I find this omission ironic. Gleick laments the loss of meaning in contemplating communication systems, yet sacrifices the social context surrounding the evolution of information theory to focus on strictly scientific problem situation.
Perhaps the inclusion of a counterbalancing example for each instance of technological progress enabled by a paradigm shift offered would present a more well-rounded context. As a side note, the inclusion and exclusion of various contextual information is an example of Gleick’s making order from chaos with decision rules he established for his book.

Conclusion
Since information is omnipresent, more accessible than ever, and constantly increasing, Gleick presents the reader with an outlook for how we will manage and interpret information in the future.
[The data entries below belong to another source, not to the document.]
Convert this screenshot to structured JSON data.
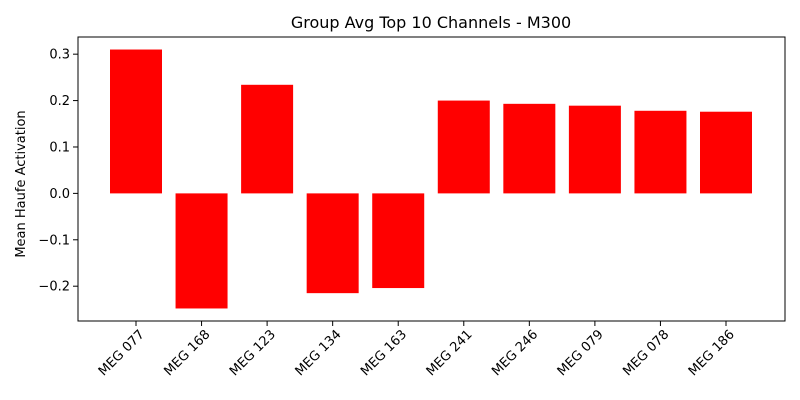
{
  "chart_data": {
    "type": "bar",
    "title": "Group Avg Top 10 Channels - M300",
    "xlabel": "",
    "ylabel": "Mean Haufe Activation",
    "categories": [
      "MEG 077",
      "MEG 168",
      "MEG 123",
      "MEG 134",
      "MEG 163",
      "MEG 241",
      "MEG 246",
      "MEG 079",
      "MEG 078",
      "MEG 186"
    ],
    "values": [
      0.31,
      -0.248,
      0.234,
      -0.215,
      -0.204,
      0.2,
      0.193,
      0.189,
      0.178,
      0.176
    ],
    "ylim": [
      -0.275,
      0.337
    ],
    "yticks": [
      -0.2,
      -0.1,
      0.0,
      0.1,
      0.2,
      0.3
    ],
    "ytick_labels": [
      "−0.2",
      "−0.1",
      "0.0",
      "0.1",
      "0.2",
      "0.3"
    ],
    "bar_color": "#ff0000",
    "grid": false,
    "legend": "none"
  }
}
He calls for the return of meaning in how we conceptualize the communication of information.
Gleick’s information flood may be interpreted as an overwhelming, chaotic amount of information from which we must ferret out knowledge. Alternatively (and preferably, in my opinion), the flood represents an opportunity to glean new knowledge. This is one of the underlying drivers of big data and the prospect of uncovering previously indiscernible patterns from the massive data stores we continue to accumulate.
Additionally, order can be observed within this torrent of bits, because we no longer confine our thinking to the individual. Now we tend to examine systems as groups of individual units that behave according to general rules. We focus on symmetric recursiveness and filter out noise to associate meaning with message—much like Eglash with his fractals and Daston & Gallison with their atlas representations of nature. (See my forthcoming term paper.) In doing so, we are making choices along the way as to what is included and excluded from consideration to reconstruct meaning on the receiving end of the communication system.
Message meaning is uncertain. How do we make decisions when meanings are unclear and determined under uncertainty? We rely on the probabilities we assign to the possible outcomes and act in a manner that is likely to be the most beneficial.

References
Gleick, J. (2011). The information: A history, a theory, a flood. Fourth Estate (GB).